Shlomo Sand's latest project is to "cease considering myself a Jew". Hey, as far as I'm concerned, all power to him. While his arguments bear an alarming resonance with those of "proud self-hating Jew" Gilad Atzmon, Sand's rationale for why he wishes to disavow his Jewish identity also sound as extensions of his prior scholarship (The Invention of the Jewish People). There, as here, Sand takes general characteristics common across a variety of different cultures and ascribes at worst a uniqueness, at best a special virulence, as applied to Jews. Sand's desire for a universalist identity may well be sincere; I don't pretend to know his heart. But I can say with confidence that he is chasing a fool's errand. The type of unmarked universalist human identity Sand claims Jewishness stands in fundamental conflict with (and should ask here what makes Jewishness, amongst all of the other identities humans claim to possess, so special here) is chimerical; it does not exist. I understand its allure, but its practice has long since been revealed to be a mask for the dominant culture -- those who have dominated the conversation for so long that they mistake the sound of their own voice for silence. If Judaism stands out as a distinct chord, that is nothing but a function of its backdrop.

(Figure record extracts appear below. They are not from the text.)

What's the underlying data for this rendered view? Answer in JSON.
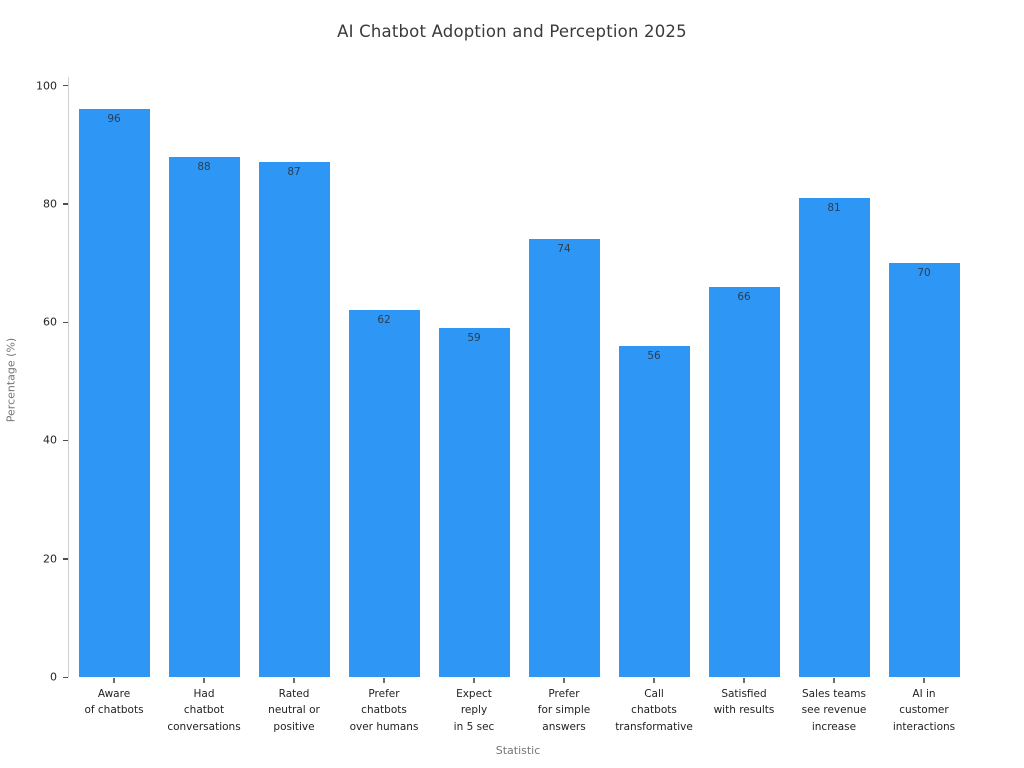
{
  "chart_data": {
    "type": "bar",
    "title": "AI Chatbot Adoption and Perception 2025",
    "xlabel": "Statistic",
    "ylabel": "Percentage (%)",
    "ylim": [
      0,
      100
    ],
    "yticks": [
      0,
      20,
      40,
      60,
      80,
      100
    ],
    "grid": false,
    "legend": null,
    "background_color": "#ffffff",
    "bar_color": "#2E96F5",
    "value_label_color": "#2d3e50",
    "categories": [
      "Aware\nof chatbots",
      "Had\nchatbot\nconversations",
      "Rated\nneutral or\npositive",
      "Prefer\nchatbots\nover humans",
      "Expect\nreply\nin 5 sec",
      "Prefer\nfor simple\nanswers",
      "Call\nchatbots\ntransformative",
      "Satisfied\nwith results",
      "Sales teams\nsee revenue\nincrease",
      "AI in\ncustomer\ninteractions"
    ],
    "values": [
      96,
      88,
      87,
      62,
      59,
      74,
      56,
      66,
      81,
      70
    ]
  }
}
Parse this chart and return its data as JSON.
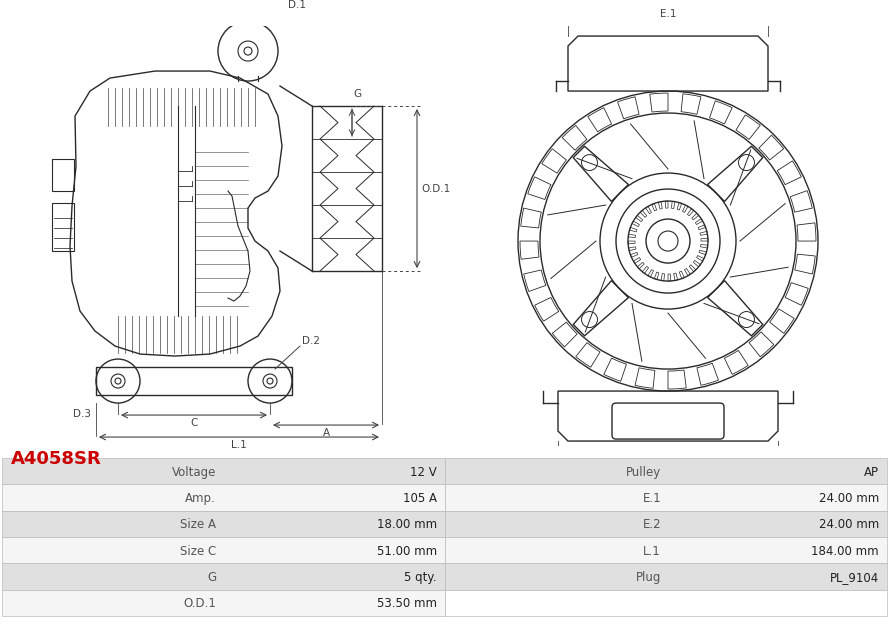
{
  "title": "A4058SR",
  "title_color": "#cc0000",
  "bg_color": "#ffffff",
  "line_color": "#2a2a2a",
  "dim_color": "#444444",
  "table": {
    "left_col1_label": [
      "Voltage",
      "Amp.",
      "Size A",
      "Size C",
      "G",
      "O.D.1"
    ],
    "left_col2_value": [
      "12 V",
      "105 A",
      "18.00 mm",
      "51.00 mm",
      "5 qty.",
      "53.50 mm"
    ],
    "right_col1_label": [
      "Pulley",
      "E.1",
      "E.2",
      "L.1",
      "Plug",
      ""
    ],
    "right_col2_value": [
      "AP",
      "24.00 mm",
      "24.00 mm",
      "184.00 mm",
      "PL_9104",
      ""
    ]
  },
  "row_colors": [
    "#e0e0e0",
    "#f5f5f5",
    "#e0e0e0",
    "#f5f5f5",
    "#e0e0e0",
    "#f5f5f5"
  ],
  "right_row_colors": [
    "#e0e0e0",
    "#f5f5f5",
    "#e0e0e0",
    "#f5f5f5",
    "#e0e0e0",
    "#f5f5f5"
  ],
  "table_border_color": "#bbbbbb",
  "label_color": "#555555",
  "value_color": "#222222"
}
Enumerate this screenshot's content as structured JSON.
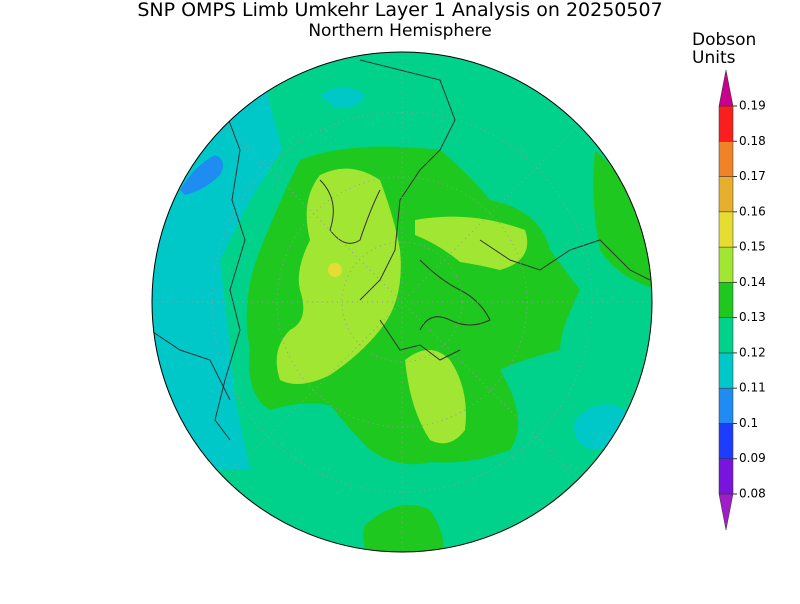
{
  "header": {
    "title": "SNP OMPS Limb Umkehr Layer 1 Analysis on 20250507",
    "subtitle": "Northern Hemisphere"
  },
  "colorbar": {
    "label": [
      "Dobson",
      "Units"
    ],
    "ticks": [
      0.08,
      0.09,
      0.1,
      0.11,
      0.12,
      0.13,
      0.14,
      0.15,
      0.16,
      0.17,
      0.18,
      0.19
    ],
    "colors": [
      "#a01ec8",
      "#7814dc",
      "#1e3cff",
      "#1e8cf0",
      "#00c8c8",
      "#00d28c",
      "#1ec81e",
      "#a0e632",
      "#e6dc32",
      "#e6af2d",
      "#f08228",
      "#fa1e1e",
      "#c8008c"
    ]
  }
}
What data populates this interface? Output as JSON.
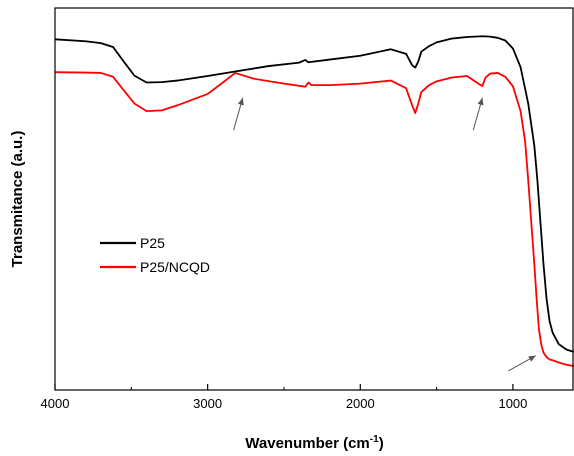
{
  "chart_data": {
    "type": "line",
    "xlabel": "Wavenumber (cm",
    "xlabel_superscript": "-1",
    "xlabel_suffix": ")",
    "ylabel": "Transmitance (a.u.)",
    "x_reversed": true,
    "xlim": [
      4000,
      600
    ],
    "ylim": [
      0,
      100
    ],
    "xticks": [
      4000,
      3000,
      2000,
      1000
    ],
    "grid": false,
    "legend_position": "center-left",
    "series": [
      {
        "name": "P25",
        "color": "#000000",
        "x": [
          4000,
          3800,
          3700,
          3620,
          3550,
          3480,
          3400,
          3300,
          3200,
          3000,
          2800,
          2600,
          2400,
          2360,
          2340,
          2200,
          2000,
          1800,
          1700,
          1660,
          1640,
          1620,
          1600,
          1550,
          1500,
          1400,
          1300,
          1200,
          1150,
          1100,
          1050,
          1000,
          950,
          900,
          860,
          840,
          820,
          800,
          780,
          760,
          740,
          700,
          650,
          620,
          600
        ],
        "y": [
          91.8,
          91.3,
          90.8,
          89.8,
          86.0,
          82.3,
          80.5,
          80.6,
          81.0,
          82.2,
          83.5,
          84.8,
          85.7,
          86.4,
          85.8,
          86.5,
          87.5,
          89.2,
          88.0,
          85.0,
          84.4,
          86.0,
          88.6,
          90.0,
          91.0,
          92.0,
          92.4,
          92.6,
          92.5,
          92.2,
          91.5,
          89.4,
          84.5,
          75.0,
          64.0,
          55.0,
          44.0,
          33.0,
          24.0,
          18.0,
          15.0,
          12.0,
          10.6,
          10.2,
          10.0
        ]
      },
      {
        "name": "P25/NCQD",
        "color": "#ff0000",
        "x": [
          4000,
          3800,
          3700,
          3620,
          3550,
          3480,
          3400,
          3300,
          3200,
          3000,
          2900,
          2820,
          2700,
          2500,
          2360,
          2340,
          2320,
          2200,
          2000,
          1800,
          1700,
          1660,
          1640,
          1620,
          1600,
          1550,
          1500,
          1400,
          1300,
          1220,
          1200,
          1180,
          1150,
          1100,
          1050,
          1000,
          950,
          920,
          900,
          880,
          860,
          845,
          830,
          815,
          800,
          780,
          760,
          740,
          700,
          650,
          620,
          600
        ],
        "y": [
          83.2,
          83.1,
          83.0,
          82.0,
          78.5,
          75.0,
          73.0,
          73.2,
          74.5,
          77.5,
          80.5,
          83.0,
          81.5,
          80.2,
          79.4,
          80.5,
          79.8,
          79.8,
          80.2,
          81.0,
          79.0,
          74.5,
          72.5,
          75.0,
          78.0,
          79.8,
          80.8,
          81.8,
          82.2,
          80.0,
          79.6,
          81.8,
          82.8,
          83.0,
          82.0,
          79.5,
          73.0,
          65.0,
          55.0,
          44.0,
          33.0,
          24.0,
          16.0,
          12.0,
          9.8,
          8.6,
          8.0,
          7.8,
          7.2,
          6.6,
          6.4,
          6.3
        ]
      }
    ],
    "annotations": [
      {
        "type": "arrow",
        "from": [
          2830,
          68.0
        ],
        "to": [
          2770,
          76.5
        ]
      },
      {
        "type": "arrow",
        "from": [
          1260,
          68.0
        ],
        "to": [
          1200,
          76.5
        ]
      },
      {
        "type": "arrow",
        "from": [
          1030,
          5.0
        ],
        "to": [
          850,
          9.0
        ]
      }
    ]
  }
}
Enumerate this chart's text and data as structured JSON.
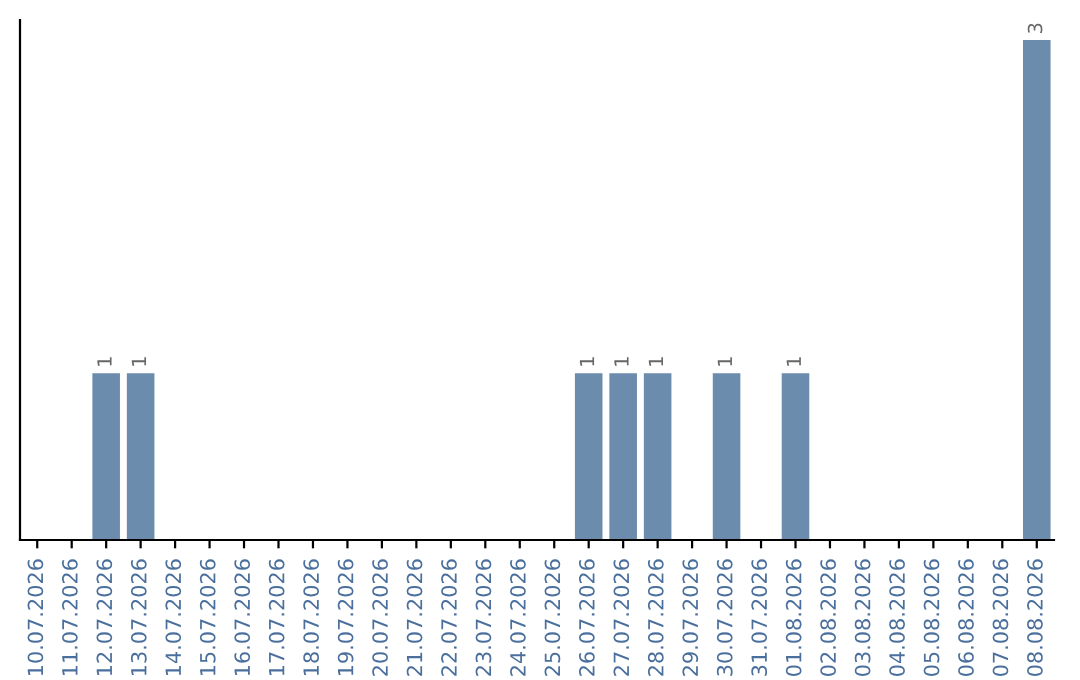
{
  "chart_data": {
    "type": "bar",
    "categories": [
      "10.07.2026",
      "11.07.2026",
      "12.07.2026",
      "13.07.2026",
      "14.07.2026",
      "15.07.2026",
      "16.07.2026",
      "17.07.2026",
      "18.07.2026",
      "19.07.2026",
      "20.07.2026",
      "21.07.2026",
      "22.07.2026",
      "23.07.2026",
      "24.07.2026",
      "25.07.2026",
      "26.07.2026",
      "27.07.2026",
      "28.07.2026",
      "29.07.2026",
      "30.07.2026",
      "31.07.2026",
      "01.08.2026",
      "02.08.2026",
      "03.08.2026",
      "04.08.2026",
      "05.08.2026",
      "06.08.2026",
      "07.08.2026",
      "08.08.2026"
    ],
    "values": [
      0,
      0,
      1,
      1,
      0,
      0,
      0,
      0,
      0,
      0,
      0,
      0,
      0,
      0,
      0,
      0,
      1,
      1,
      1,
      0,
      1,
      0,
      1,
      0,
      0,
      0,
      0,
      0,
      0,
      3
    ],
    "value_labels": [
      null,
      null,
      "1",
      "1",
      null,
      null,
      null,
      null,
      null,
      null,
      null,
      null,
      null,
      null,
      null,
      null,
      "1",
      "1",
      "1",
      null,
      "1",
      null,
      "1",
      null,
      null,
      null,
      null,
      null,
      null,
      "3"
    ],
    "color": "#6b8cad",
    "ylim": [
      0,
      3.12
    ],
    "tick_labels": "x",
    "grid": false,
    "legend": false
  }
}
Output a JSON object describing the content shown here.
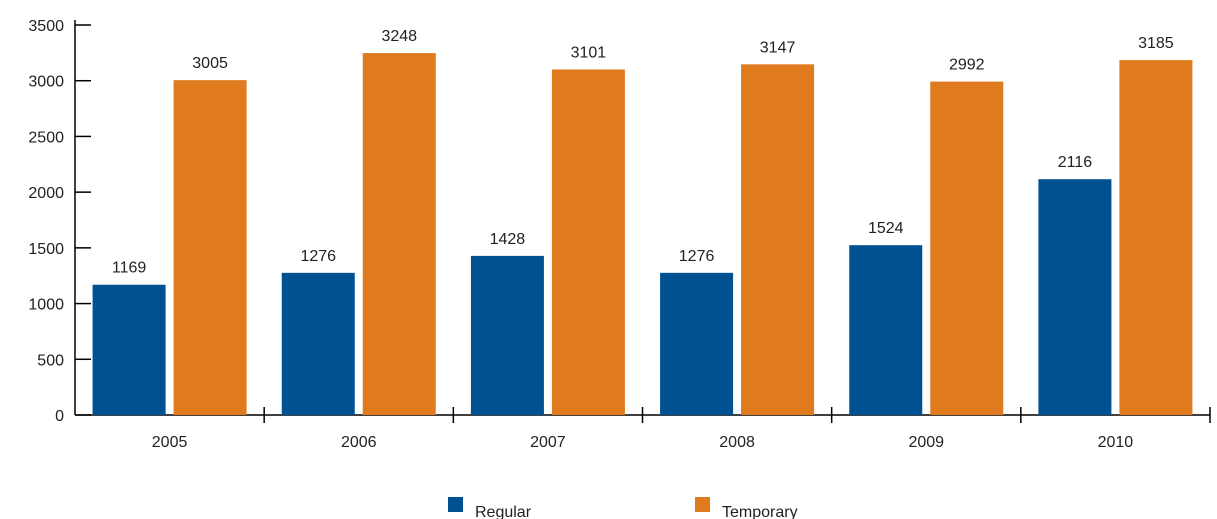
{
  "chart_data": {
    "type": "bar",
    "categories": [
      "2005",
      "2006",
      "2007",
      "2008",
      "2009",
      "2010"
    ],
    "series": [
      {
        "name": "Regular",
        "color": "#005192",
        "values": [
          1169,
          1276,
          1428,
          1276,
          1524,
          2116
        ]
      },
      {
        "name": "Temporary",
        "color": "#df7a1e",
        "values": [
          3005,
          3248,
          3101,
          3147,
          2992,
          3185
        ]
      }
    ],
    "ylim": [
      0,
      3500
    ],
    "yticks": [
      0,
      500,
      1000,
      1500,
      2000,
      2500,
      3000,
      3500
    ],
    "title": "",
    "xlabel": "",
    "ylabel": "",
    "grid": false,
    "legend_position": "bottom-center",
    "data_labels": true
  }
}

Some folks have been responding to Sand's missive by declaring that no matter what he might prefer, anti-Semites will never stop considering him to be a Jew. I think that probably depends on the anti-Semite -- apostates can be very useful, after all. But while Sand may succeed in ceasing to be a Jew, he will never stop being an ex- Jew. The fact of his former Jewishness will never cease being part of how he relates and is related to global conversations; whether it is as the irredeemable traitor who followed the well-worn path or as the bold rebel who speaks truth to Jewish power. In this respect, Sand will remain marked, remain partial, remain "special" -- for the rest of his career. More than a little poetic, if you ask me.